Mitochondrial protein misfolding found to kill pancreatic cells in type 2 diabetes

Aging-related diseases, including cancer, cardiovascular disorders and type 2 diabetes, are associated with defects in protein synthesis and folding.

Previous studies have shown that protein misfolding occurs in insulin-producing β-cells of patients with type 2 diabetes. These cells are found in pancreatic islets.

The resulting stress was believed to mainly occur within the endoplasmic reticulum, which is responsible for producing and distributing proteins to the cell.

Ultimately, the stress results in cell death.

In a study published in Nature Metabolism, researchers at the University of Michigan found that mitochondria also accumulate misfolded proteins, which kills β-cells.

Reversing this process could help treat type 2 diabetes.

Previously, scientists had observed that two proteins-insulin and amylin-were frequently misfolded in patients with type 2 diabetes.

Both are produced by the β-cells in the pancreas.

Amylin promotes the feeling of fullness after a meal, while insulin helps lower blood glucose levels by helping cells bring in sugar. 

Amylin can form amyloid aggregates in diabetic β-cells that are similar to the amyloid plaques found in the brain in Alzheimer's disease.

These two proteins were the sole focus in diabetic islet cells. We wanted to take an unbiased approach and find all the misfolded proteins in these cells."

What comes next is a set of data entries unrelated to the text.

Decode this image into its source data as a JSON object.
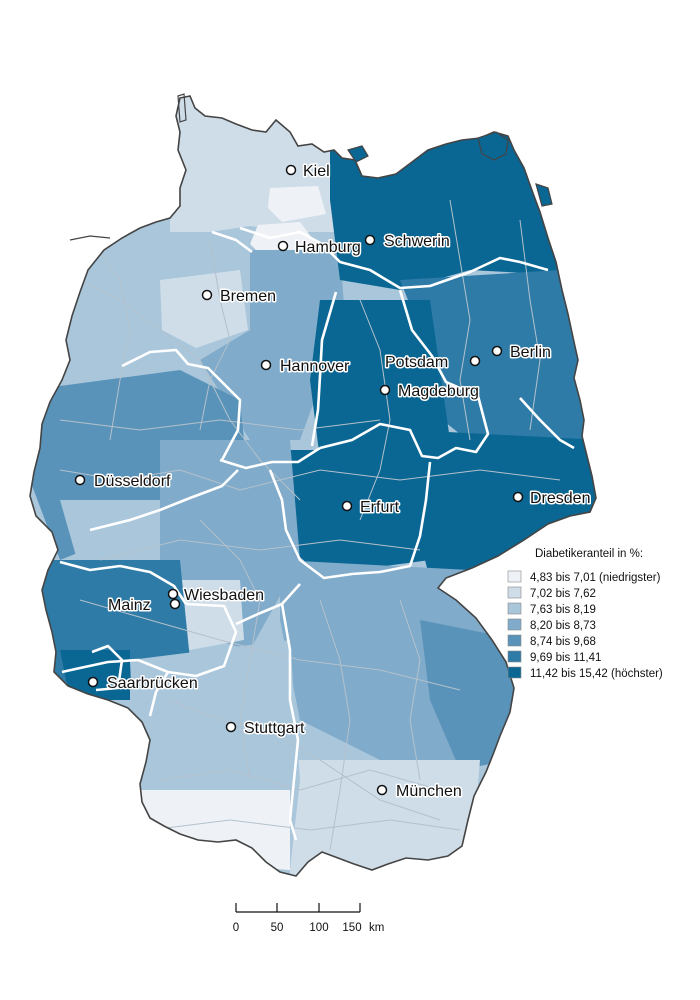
{
  "cities": [
    {
      "id": "kiel",
      "name": "Kiel"
    },
    {
      "id": "hamburg",
      "name": "Hamburg"
    },
    {
      "id": "schwerin",
      "name": "Schwerin"
    },
    {
      "id": "bremen",
      "name": "Bremen"
    },
    {
      "id": "hannover",
      "name": "Hannover"
    },
    {
      "id": "berlin",
      "name": "Berlin"
    },
    {
      "id": "potsdam",
      "name": "Potsdam"
    },
    {
      "id": "magdeburg",
      "name": "Magdeburg"
    },
    {
      "id": "duesseldorf",
      "name": "Düsseldorf"
    },
    {
      "id": "erfurt",
      "name": "Erfurt"
    },
    {
      "id": "dresden",
      "name": "Dresden"
    },
    {
      "id": "wiesbaden",
      "name": "Wiesbaden"
    },
    {
      "id": "mainz",
      "name": "Mainz"
    },
    {
      "id": "saarbruecken",
      "name": "Saarbrücken"
    },
    {
      "id": "stuttgart",
      "name": "Stuttgart"
    },
    {
      "id": "muenchen",
      "name": "München"
    }
  ],
  "legend": {
    "title": "Diabetikeranteil in %:",
    "classes": [
      {
        "label": "4,83 bis  7,01 (niedrigster)",
        "color": "#eef2f7"
      },
      {
        "label": "7,02 bis  7,62",
        "color": "#cfdde9"
      },
      {
        "label": "7,63 bis  8,19",
        "color": "#a9c6db"
      },
      {
        "label": "8,20 bis  8,73",
        "color": "#80abca"
      },
      {
        "label": "8,74 bis  9,68",
        "color": "#5a93b9"
      },
      {
        "label": "9,69 bis 11,41",
        "color": "#2f7ba7"
      },
      {
        "label": "11,42 bis 15,42 (höchster)",
        "color": "#0a6693"
      }
    ]
  },
  "scale_bar": {
    "ticks": [
      "0",
      "50",
      "100",
      "150"
    ],
    "unit": "km"
  }
}
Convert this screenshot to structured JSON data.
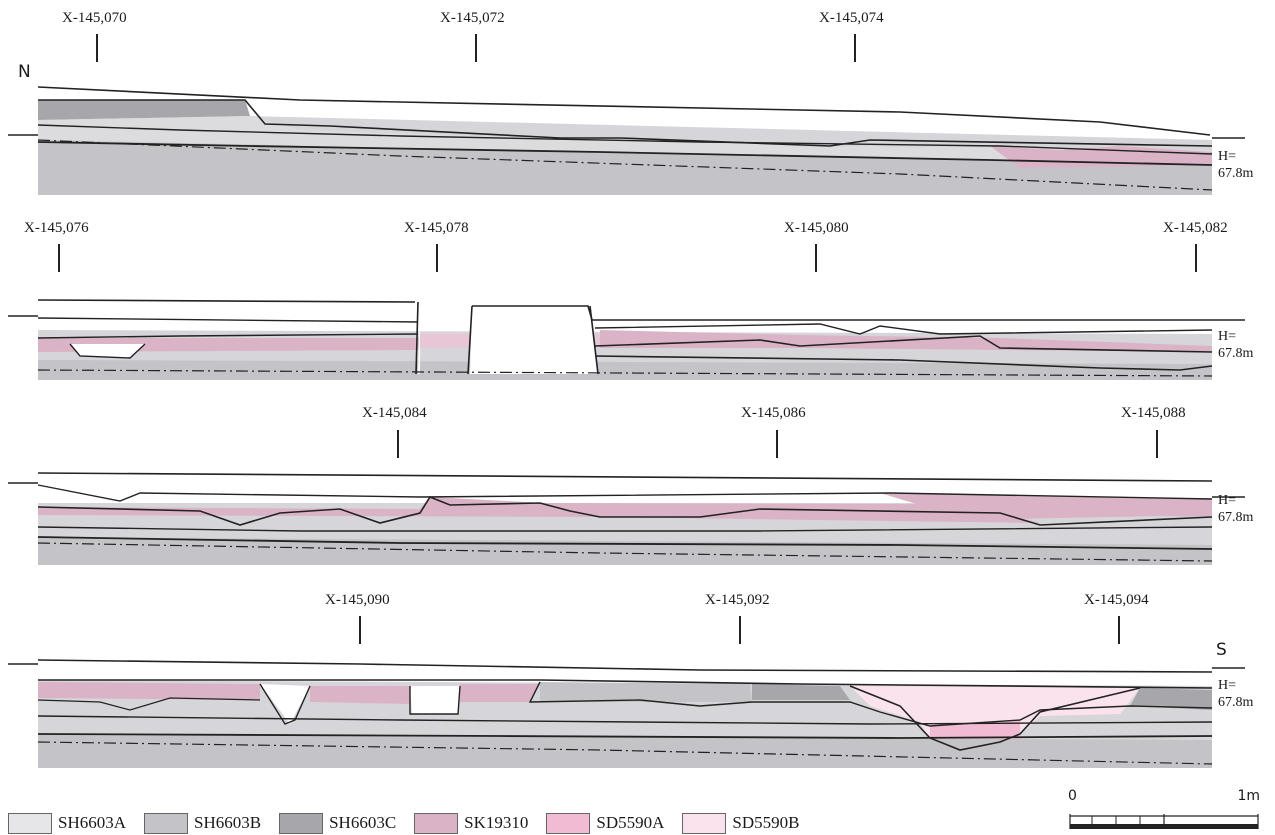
{
  "directions": {
    "north": "N",
    "south": "S"
  },
  "sections": [
    {
      "ticks": [
        "X-145,070",
        "X-145,072",
        "X-145,074"
      ],
      "height_label": [
        "H=",
        "67.8m"
      ]
    },
    {
      "ticks": [
        "X-145,076",
        "X-145,078",
        "X-145,080",
        "X-145,082"
      ],
      "height_label": [
        "H=",
        "67.8m"
      ]
    },
    {
      "ticks": [
        "X-145,084",
        "X-145,086",
        "X-145,088"
      ],
      "height_label": [
        "H=",
        "67.8m"
      ]
    },
    {
      "ticks": [
        "X-145,090",
        "X-145,092",
        "X-145,094"
      ],
      "height_label": [
        "H=",
        "67.8m"
      ]
    }
  ],
  "legend": [
    {
      "label": "SH6603A",
      "color": "#e6e6e8"
    },
    {
      "label": "SH6603B",
      "color": "#c4c4c8"
    },
    {
      "label": "SH6603C",
      "color": "#a6a6ab"
    },
    {
      "label": "SK19310",
      "color": "#dbb3c6"
    },
    {
      "label": "SD5590A",
      "color": "#f1bcd3"
    },
    {
      "label": "SD5590B",
      "color": "#fbe3ed"
    }
  ],
  "scale_bar": {
    "start": "0",
    "end": "1m"
  }
}
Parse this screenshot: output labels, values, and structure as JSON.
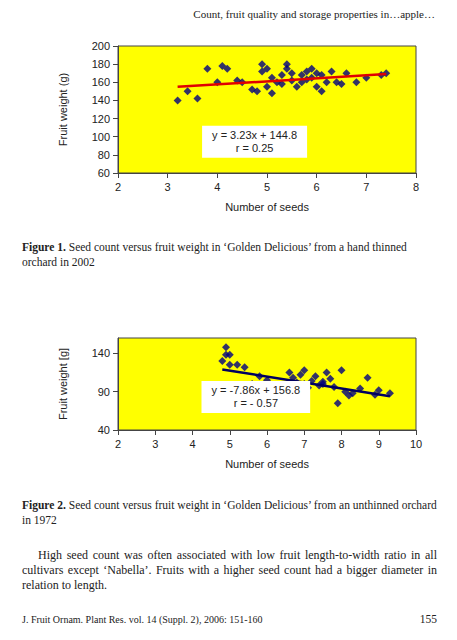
{
  "header": "Count, fruit quality and storage properties in…apple…",
  "chart_data": [
    {
      "type": "scatter",
      "xlabel": "Number of seeds",
      "ylabel": "Fruit weight (g)",
      "annotation": [
        "y = 3.23x + 144.8",
        "r = 0.25"
      ],
      "xlim": [
        2,
        8
      ],
      "xticks": [
        2,
        3,
        4,
        5,
        6,
        7,
        8
      ],
      "ylim": [
        60,
        200
      ],
      "yticks": [
        60,
        80,
        100,
        120,
        140,
        160,
        180,
        200
      ],
      "grid": false,
      "series": [
        {
          "type": "scatter",
          "marker": "diamond",
          "color": "#000080",
          "x": [
            3.2,
            3.4,
            3.6,
            3.8,
            4.0,
            4.1,
            4.2,
            4.4,
            4.5,
            4.7,
            4.8,
            4.9,
            4.9,
            5.0,
            5.1,
            5.1,
            5.2,
            5.3,
            5.4,
            5.4,
            5.5,
            5.5,
            5.6,
            5.7,
            5.7,
            5.8,
            5.8,
            5.9,
            5.9,
            6.0,
            6.0,
            6.1,
            6.2,
            6.3,
            6.4,
            6.5,
            6.6,
            6.8,
            7.0,
            7.3,
            7.4,
            5.0,
            5.3,
            6.1
          ],
          "values": [
            140,
            150,
            142,
            175,
            160,
            178,
            175,
            162,
            160,
            152,
            150,
            172,
            180,
            155,
            165,
            148,
            160,
            158,
            180,
            175,
            162,
            170,
            155,
            160,
            168,
            172,
            163,
            175,
            165,
            170,
            155,
            168,
            160,
            172,
            160,
            158,
            170,
            160,
            165,
            168,
            170,
            175,
            168,
            150
          ]
        },
        {
          "type": "line",
          "color": "#e00000",
          "x": [
            3.2,
            7.4
          ],
          "values": [
            155,
            169
          ]
        }
      ]
    },
    {
      "type": "scatter",
      "xlabel": "Number of seeds",
      "ylabel": "Fruit weight [g]",
      "annotation": [
        "y = -7.86x + 156.8",
        "r = - 0.57"
      ],
      "xlim": [
        2,
        10
      ],
      "xticks": [
        2,
        3,
        4,
        5,
        6,
        7,
        8,
        9,
        10
      ],
      "ylim": [
        40,
        160
      ],
      "yticks": [
        40,
        90,
        140
      ],
      "grid": false,
      "series": [
        {
          "type": "scatter",
          "marker": "diamond",
          "color": "#000080",
          "x": [
            4.8,
            4.9,
            4.9,
            5.0,
            5.0,
            5.2,
            5.4,
            5.6,
            5.8,
            6.0,
            6.1,
            6.2,
            6.3,
            6.6,
            6.7,
            6.8,
            6.9,
            7.0,
            7.0,
            7.1,
            7.2,
            7.3,
            7.4,
            7.5,
            7.6,
            7.7,
            7.8,
            7.9,
            8.0,
            8.1,
            8.3,
            8.5,
            8.7,
            8.9,
            9.0,
            9.3,
            8.2,
            7.5
          ],
          "values": [
            130,
            148,
            138,
            125,
            138,
            125,
            122,
            100,
            110,
            105,
            97,
            95,
            92,
            115,
            108,
            102,
            112,
            118,
            100,
            95,
            104,
            110,
            98,
            100,
            115,
            107,
            96,
            75,
            118,
            90,
            88,
            94,
            108,
            86,
            92,
            88,
            85,
            103
          ]
        },
        {
          "type": "line",
          "color": "#000060",
          "x": [
            4.8,
            9.3
          ],
          "values": [
            119,
            84
          ]
        }
      ]
    }
  ],
  "captions": [
    {
      "label": "Figure 1.",
      "text": "Seed count versus fruit weight in ‘Golden Delicious’ from a hand thinned orchard in 2002"
    },
    {
      "label": "Figure 2.",
      "text": "Seed count versus fruit weight in ‘Golden Delicious’ from an unthinned orchard in 1972"
    }
  ],
  "paragraph": "High seed count was often associated with low fruit length-to-width ratio in all cultivars except ‘Nabella’. Fruits with a higher seed count had a bigger diameter in relation to length.",
  "footer": {
    "citation": "J. Fruit Ornam. Plant Res. vol. 14 (Suppl. 2), 2006: 151-160",
    "page": 155
  }
}
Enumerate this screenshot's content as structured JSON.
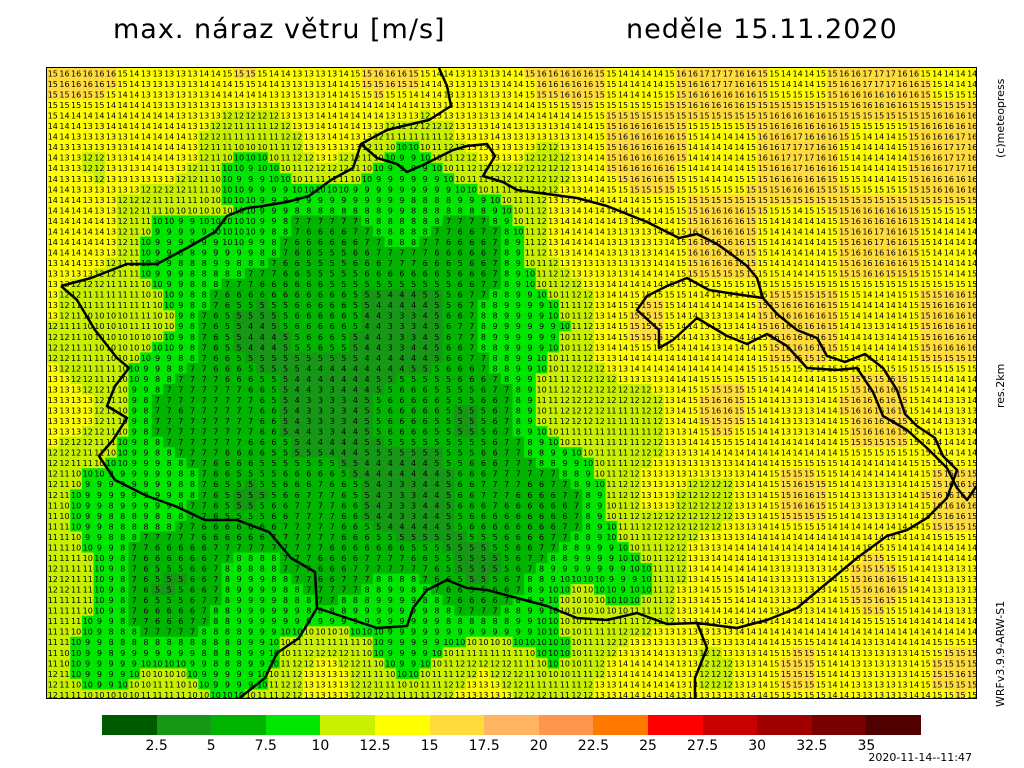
{
  "header": {
    "title": "max. náraz větru [m/s]",
    "date": "neděle 15.11.2020"
  },
  "side_labels": {
    "credit": "(c)meteopress",
    "resolution": "res.2km",
    "model": "WRFv3.9.9-ARW-S1"
  },
  "legend": {
    "colors": [
      "#005a00",
      "#169816",
      "#00b400",
      "#00e600",
      "#c8f000",
      "#ffff00",
      "#ffdc3c",
      "#ffb464",
      "#ff9650",
      "#ff7800",
      "#ff0000",
      "#c80000",
      "#a00000",
      "#780000",
      "#500000"
    ],
    "labels": [
      "2.5",
      "5",
      "7.5",
      "10",
      "12.5",
      "15",
      "17.5",
      "20",
      "22.5",
      "25",
      "27.5",
      "30",
      "32.5",
      "35"
    ]
  },
  "timestamp": "2020-11-14--11:47",
  "map": {
    "grid_cols": 80,
    "grid_rows": 60,
    "border_color": "#000000"
  }
}
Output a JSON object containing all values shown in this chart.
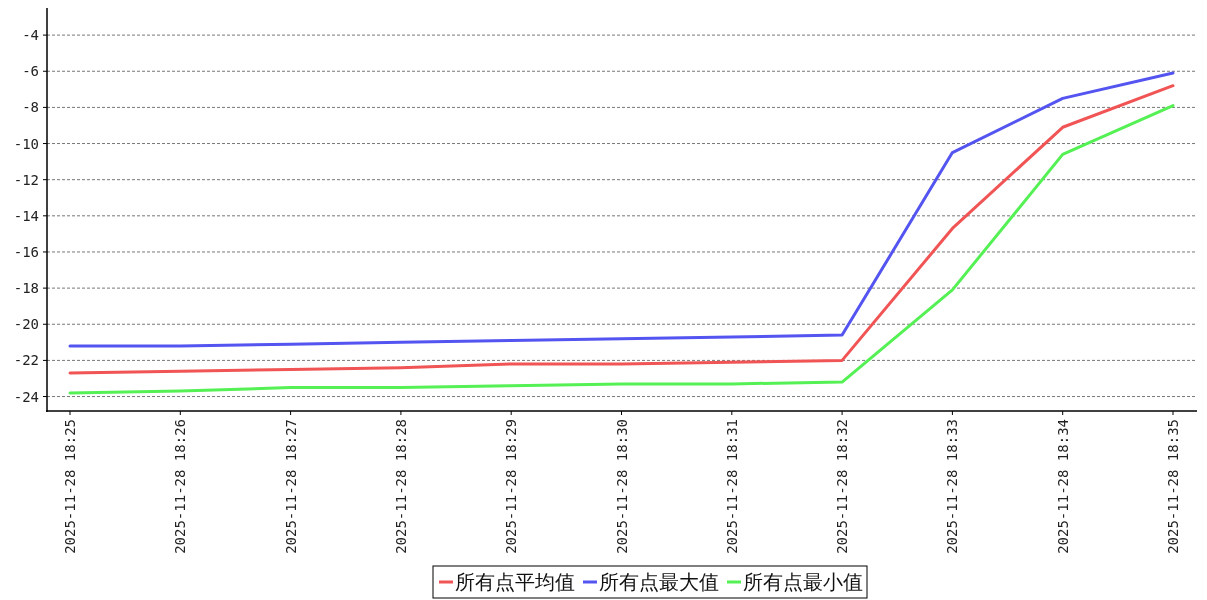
{
  "chart_data": {
    "type": "line",
    "categories": [
      "2025-11-28 18:25",
      "2025-11-28 18:26",
      "2025-11-28 18:27",
      "2025-11-28 18:28",
      "2025-11-28 18:29",
      "2025-11-28 18:30",
      "2025-11-28 18:31",
      "2025-11-28 18:32",
      "2025-11-28 18:33",
      "2025-11-28 18:34",
      "2025-11-28 18:35"
    ],
    "series": [
      {
        "name": "所有点平均值",
        "color": "#f05454",
        "values": [
          -22.7,
          -22.6,
          -22.5,
          -22.4,
          -22.2,
          -22.2,
          -22.1,
          -22.0,
          -14.7,
          -9.1,
          -6.8
        ]
      },
      {
        "name": "所有点最大值",
        "color": "#5454f0",
        "values": [
          -21.2,
          -21.2,
          -21.1,
          -21.0,
          -20.9,
          -20.8,
          -20.7,
          -20.6,
          -10.5,
          -7.5,
          -6.1
        ]
      },
      {
        "name": "所有点最小值",
        "color": "#54f054",
        "values": [
          -23.8,
          -23.7,
          -23.5,
          -23.5,
          -23.4,
          -23.3,
          -23.3,
          -23.2,
          -18.1,
          -10.6,
          -7.9
        ]
      }
    ],
    "ylim": [
      -24.8,
      -2.5
    ],
    "yticks": [
      -24,
      -22,
      -20,
      -18,
      -16,
      -14,
      -12,
      -10,
      -8,
      -6,
      -4
    ],
    "grid": "y",
    "legend": "bottom",
    "marker": "none",
    "line_style": "solid"
  }
}
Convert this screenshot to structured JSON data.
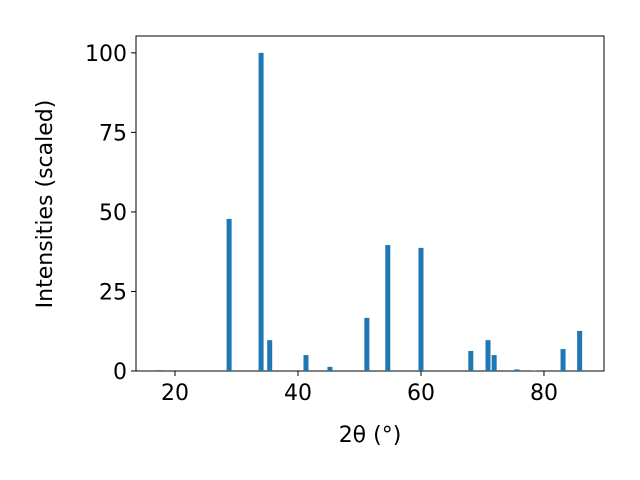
{
  "chart_data": {
    "type": "bar",
    "xlabel": "2θ (°)",
    "ylabel": "Intensities (scaled)",
    "x": [
      17.4,
      28.8,
      34.0,
      35.4,
      41.3,
      45.2,
      51.2,
      54.6,
      60.0,
      68.1,
      70.9,
      71.9,
      75.6,
      78.4,
      83.1,
      85.8
    ],
    "values": [
      0.3,
      47.8,
      100,
      9.7,
      5.0,
      1.3,
      16.7,
      39.6,
      38.7,
      6.3,
      9.7,
      5.0,
      0.5,
      0.2,
      6.9,
      12.6
    ],
    "color": "#1f77b4",
    "xlim": [
      13.66,
      89.76
    ],
    "xticks": [
      20,
      40,
      60,
      80
    ],
    "ylim": [
      0,
      105.3
    ],
    "yticks": [
      0,
      25,
      50,
      75,
      100
    ]
  }
}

Scott Soleimanpour, M.D., Larry Soderquist Professor of Diabetes Research and director of the Michigan Diabetes Research Center

The team compared islet cells from donors with type 2 diabetes to healthy donor cells and found that misfolded proteins build up in the mitochondria at higher levels than elsewhere in the islet cells.

The group had previously discovered that mitochondrial damage affects β-cells, but the underlying mechanisms were unclear.

By sequencing the genes and proteins in healthy and diabetic β-cells, the researchers found that the defense systems that respond to misfolded mitochondrial proteins do not turn on during type 2 diabetes.

Specifically, LONP1, a protein responsible for getting rid of damaged or misfolded proteins, was lower in cells from donors with diabetes.

"Although LONP1 has some associations with rare mitochondrial diseases, this is the first study to show that it has a role in type 2 diabetes," Soleimanpour said.

The team confirmed their findings by comparing mice that had the LONP1 system with those that did not.

Mice lacking LONP1 had higher glucose levels and fewer β-cells.

These defects were reversed when LONP1 was reintroduced into the mice, suggesting that targeting this system could be a new avenue for therapy.

"It is clear that people with type 2 diabetes have problems with eliminating misfolded proteins," Soleimanpour said.

"The next step is to find drugs that can help refold or eliminate these proteins."

The group is also interested in understanding the timeline of how type 2 diabetes develops.

The condition is often found in adults and Soleimanpour hypothesizes that the misfolded proteins might accumulate over time and eventually overwhelm the β-cells, leading to disease.

Early intervention, therefore, could be key.